Spread Spectrum and 128 bit encryption would stop this.
LLS
No, it wouldn't.
The article gets it wrong. Hezbollah wasn't intercepting channel hopping freqs, decrypting, and then translating from Hebrew to Arabic in real time.
They were doing something far simpler: they were DF'ing the Israelis.
Direction Finding radio transmission techniques have been around for a century. That's right; a century.
You transmit, two different enemy recievers then triangulate your position. Now they know where you were when you made your last broadcast.

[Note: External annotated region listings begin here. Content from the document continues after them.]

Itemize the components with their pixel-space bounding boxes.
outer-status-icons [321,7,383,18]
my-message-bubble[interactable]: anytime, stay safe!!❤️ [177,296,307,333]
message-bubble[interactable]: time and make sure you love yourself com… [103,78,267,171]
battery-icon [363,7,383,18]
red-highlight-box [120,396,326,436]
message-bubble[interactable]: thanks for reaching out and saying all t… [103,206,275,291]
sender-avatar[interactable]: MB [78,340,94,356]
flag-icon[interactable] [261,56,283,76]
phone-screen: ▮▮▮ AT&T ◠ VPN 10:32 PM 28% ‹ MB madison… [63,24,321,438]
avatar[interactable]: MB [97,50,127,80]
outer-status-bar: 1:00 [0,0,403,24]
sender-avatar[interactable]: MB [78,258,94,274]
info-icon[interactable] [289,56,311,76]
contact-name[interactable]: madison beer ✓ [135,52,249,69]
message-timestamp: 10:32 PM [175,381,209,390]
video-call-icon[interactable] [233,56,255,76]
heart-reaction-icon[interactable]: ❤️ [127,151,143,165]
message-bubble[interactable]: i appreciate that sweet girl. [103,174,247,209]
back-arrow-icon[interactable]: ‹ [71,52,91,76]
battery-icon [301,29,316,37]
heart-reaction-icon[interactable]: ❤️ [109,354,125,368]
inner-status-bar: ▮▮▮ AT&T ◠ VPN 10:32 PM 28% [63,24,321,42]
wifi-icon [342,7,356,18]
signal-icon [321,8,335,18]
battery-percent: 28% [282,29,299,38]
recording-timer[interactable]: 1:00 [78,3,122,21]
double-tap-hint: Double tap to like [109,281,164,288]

If you think about it in civilian radar detector terms, two antennas on a single radar detector will let you know the direction and range of the police radar gun's last transmission (e.g. Valentine 1 units)...with a little computer processing.

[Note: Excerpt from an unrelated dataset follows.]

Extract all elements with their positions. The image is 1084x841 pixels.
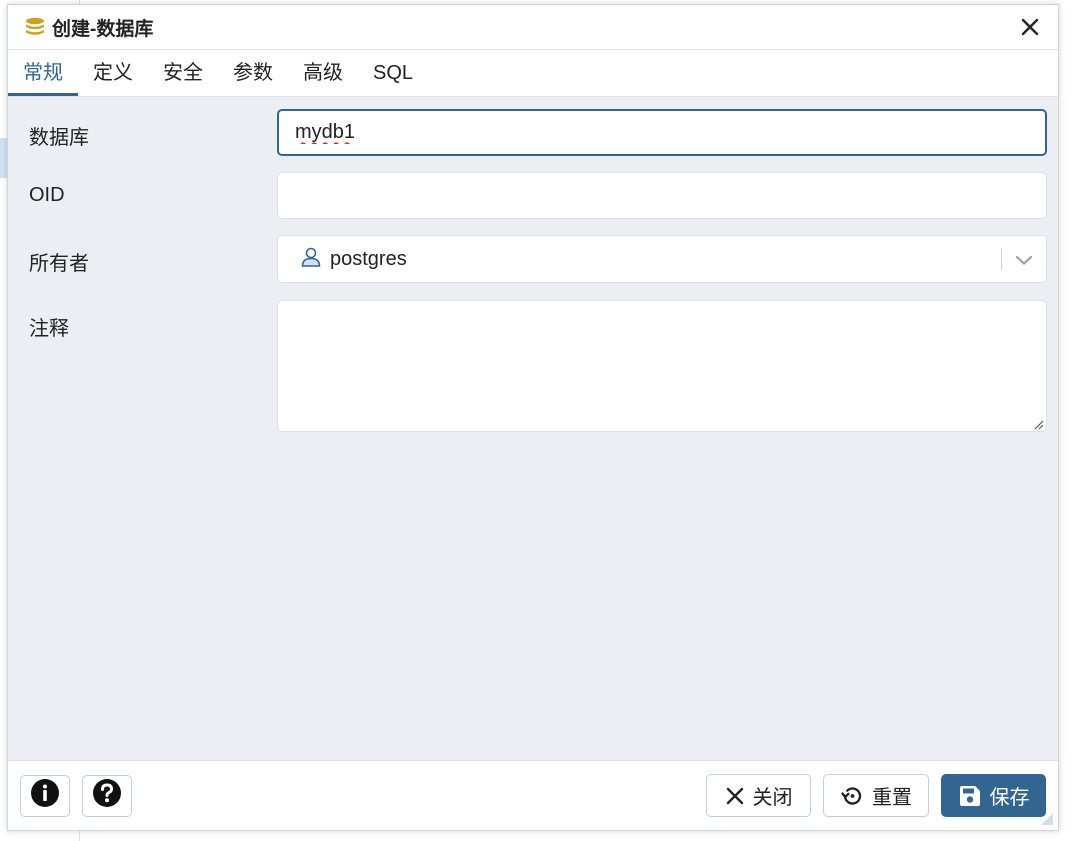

With the right software you can have a realtime map of your enemy's movements (well, for each transmission made, at least).

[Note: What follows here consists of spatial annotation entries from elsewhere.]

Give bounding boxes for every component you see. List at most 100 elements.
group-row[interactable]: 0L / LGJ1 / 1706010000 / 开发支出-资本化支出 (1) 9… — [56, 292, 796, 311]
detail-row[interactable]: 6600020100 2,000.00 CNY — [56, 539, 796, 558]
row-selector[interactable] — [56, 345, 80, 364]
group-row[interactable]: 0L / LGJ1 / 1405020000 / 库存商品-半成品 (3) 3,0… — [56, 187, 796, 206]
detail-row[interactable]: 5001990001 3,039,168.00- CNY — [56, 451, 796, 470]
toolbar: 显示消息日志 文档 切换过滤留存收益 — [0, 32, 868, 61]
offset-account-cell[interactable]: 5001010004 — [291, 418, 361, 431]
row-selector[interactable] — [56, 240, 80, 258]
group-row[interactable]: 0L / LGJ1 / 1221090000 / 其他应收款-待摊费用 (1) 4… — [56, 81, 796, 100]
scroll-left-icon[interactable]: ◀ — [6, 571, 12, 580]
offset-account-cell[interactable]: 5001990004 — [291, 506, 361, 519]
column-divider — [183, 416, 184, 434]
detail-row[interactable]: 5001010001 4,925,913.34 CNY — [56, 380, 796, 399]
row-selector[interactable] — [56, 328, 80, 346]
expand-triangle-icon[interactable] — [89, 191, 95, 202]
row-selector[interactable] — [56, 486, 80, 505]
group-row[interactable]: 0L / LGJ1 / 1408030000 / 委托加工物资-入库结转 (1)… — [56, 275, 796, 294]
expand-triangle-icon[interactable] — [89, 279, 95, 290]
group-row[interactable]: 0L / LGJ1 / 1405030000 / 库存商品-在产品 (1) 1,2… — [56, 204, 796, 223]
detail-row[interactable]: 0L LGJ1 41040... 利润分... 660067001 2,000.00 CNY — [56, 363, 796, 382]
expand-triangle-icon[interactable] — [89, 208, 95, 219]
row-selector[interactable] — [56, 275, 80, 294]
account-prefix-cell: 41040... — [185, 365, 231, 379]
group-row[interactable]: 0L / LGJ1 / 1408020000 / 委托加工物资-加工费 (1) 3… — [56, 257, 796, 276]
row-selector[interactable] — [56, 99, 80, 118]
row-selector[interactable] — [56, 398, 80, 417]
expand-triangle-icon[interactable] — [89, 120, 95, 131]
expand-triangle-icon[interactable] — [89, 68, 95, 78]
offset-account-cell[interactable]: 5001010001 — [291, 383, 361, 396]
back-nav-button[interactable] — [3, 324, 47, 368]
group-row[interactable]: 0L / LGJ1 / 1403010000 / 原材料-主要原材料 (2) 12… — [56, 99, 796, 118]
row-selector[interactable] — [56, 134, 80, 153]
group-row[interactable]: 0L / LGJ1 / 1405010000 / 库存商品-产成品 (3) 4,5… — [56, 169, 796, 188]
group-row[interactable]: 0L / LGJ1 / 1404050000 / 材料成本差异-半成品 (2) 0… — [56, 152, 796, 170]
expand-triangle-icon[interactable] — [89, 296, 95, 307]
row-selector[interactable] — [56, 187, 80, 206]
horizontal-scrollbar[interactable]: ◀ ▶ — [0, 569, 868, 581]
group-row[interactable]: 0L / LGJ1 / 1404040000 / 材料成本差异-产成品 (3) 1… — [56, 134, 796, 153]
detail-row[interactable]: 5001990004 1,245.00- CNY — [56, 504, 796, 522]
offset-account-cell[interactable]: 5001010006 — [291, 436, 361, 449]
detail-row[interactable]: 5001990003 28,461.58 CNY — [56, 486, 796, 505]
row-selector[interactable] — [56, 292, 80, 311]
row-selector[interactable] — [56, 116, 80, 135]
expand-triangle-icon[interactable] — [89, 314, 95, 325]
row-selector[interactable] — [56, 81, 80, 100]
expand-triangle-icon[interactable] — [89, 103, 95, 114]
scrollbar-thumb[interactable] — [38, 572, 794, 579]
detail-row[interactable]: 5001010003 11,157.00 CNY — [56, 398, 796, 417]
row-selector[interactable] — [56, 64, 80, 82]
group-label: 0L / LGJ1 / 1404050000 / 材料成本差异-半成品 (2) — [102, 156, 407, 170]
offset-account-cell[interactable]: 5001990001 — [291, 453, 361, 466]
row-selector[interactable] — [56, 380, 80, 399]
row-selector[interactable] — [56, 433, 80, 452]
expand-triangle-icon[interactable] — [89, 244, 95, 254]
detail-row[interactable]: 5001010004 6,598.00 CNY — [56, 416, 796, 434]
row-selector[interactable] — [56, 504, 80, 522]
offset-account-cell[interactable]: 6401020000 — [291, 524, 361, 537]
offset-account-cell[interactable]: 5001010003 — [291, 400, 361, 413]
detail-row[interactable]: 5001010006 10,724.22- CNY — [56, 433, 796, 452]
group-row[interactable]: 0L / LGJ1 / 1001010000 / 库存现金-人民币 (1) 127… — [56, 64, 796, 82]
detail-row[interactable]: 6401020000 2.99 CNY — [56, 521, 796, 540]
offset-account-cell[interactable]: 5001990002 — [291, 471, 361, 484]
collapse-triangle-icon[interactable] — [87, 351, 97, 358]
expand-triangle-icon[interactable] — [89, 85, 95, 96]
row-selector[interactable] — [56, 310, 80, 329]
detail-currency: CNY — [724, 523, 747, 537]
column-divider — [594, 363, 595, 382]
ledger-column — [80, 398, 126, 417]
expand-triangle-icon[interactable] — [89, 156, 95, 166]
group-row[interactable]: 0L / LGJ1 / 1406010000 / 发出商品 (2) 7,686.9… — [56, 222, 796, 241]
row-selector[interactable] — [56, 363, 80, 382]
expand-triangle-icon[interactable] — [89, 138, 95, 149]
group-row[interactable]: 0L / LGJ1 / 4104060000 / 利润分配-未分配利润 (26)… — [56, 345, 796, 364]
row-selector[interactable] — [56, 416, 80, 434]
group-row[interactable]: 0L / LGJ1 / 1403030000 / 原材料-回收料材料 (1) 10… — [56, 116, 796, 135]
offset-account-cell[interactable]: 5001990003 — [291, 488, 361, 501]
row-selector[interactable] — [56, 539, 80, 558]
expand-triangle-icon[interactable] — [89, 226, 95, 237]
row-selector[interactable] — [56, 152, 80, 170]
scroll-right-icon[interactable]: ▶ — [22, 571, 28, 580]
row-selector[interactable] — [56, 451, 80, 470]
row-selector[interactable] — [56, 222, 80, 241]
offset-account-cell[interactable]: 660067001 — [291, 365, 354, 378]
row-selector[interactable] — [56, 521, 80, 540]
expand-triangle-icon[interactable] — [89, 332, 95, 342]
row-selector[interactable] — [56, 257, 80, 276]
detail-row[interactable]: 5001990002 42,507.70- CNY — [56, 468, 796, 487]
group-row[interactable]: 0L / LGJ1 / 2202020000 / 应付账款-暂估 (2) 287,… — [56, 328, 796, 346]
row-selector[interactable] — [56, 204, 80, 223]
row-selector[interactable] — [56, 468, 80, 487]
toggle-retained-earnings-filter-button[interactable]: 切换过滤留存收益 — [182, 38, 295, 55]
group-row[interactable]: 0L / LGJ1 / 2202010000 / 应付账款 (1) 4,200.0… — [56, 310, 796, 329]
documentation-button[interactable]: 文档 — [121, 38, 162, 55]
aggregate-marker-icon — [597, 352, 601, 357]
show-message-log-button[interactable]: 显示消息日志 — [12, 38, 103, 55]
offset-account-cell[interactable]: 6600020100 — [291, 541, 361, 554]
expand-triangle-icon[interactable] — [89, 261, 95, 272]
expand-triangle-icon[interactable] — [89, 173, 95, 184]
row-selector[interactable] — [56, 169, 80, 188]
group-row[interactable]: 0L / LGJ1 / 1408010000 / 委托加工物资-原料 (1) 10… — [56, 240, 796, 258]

It doesn't matter if your signal is encrypted (for DF purposes). That would just mean that you don't see the mph figure on the police radar, by analogy. And it doesn't matter if your signal is spread spectrum (i.e. channel hopping). Why? Because you are still broadcasting radio energy from your same antenna.
What Israel failed to do in their offensive was to spoof their own Spread Spectrum, encrypted tank transmissions (e.g. with a couple of UAV's in areas away from the actual tank assaults). Simple spoofing would spread out Hezbollah's anti-tank defenses into areas where Israeli tanks were not venturing.
That being said, contrary to the nonsense in the news, Israel did quite well on the battlefield, anyway. Hezbollah is not itching for a repeat of the pounding that they received. Nor is Hamas.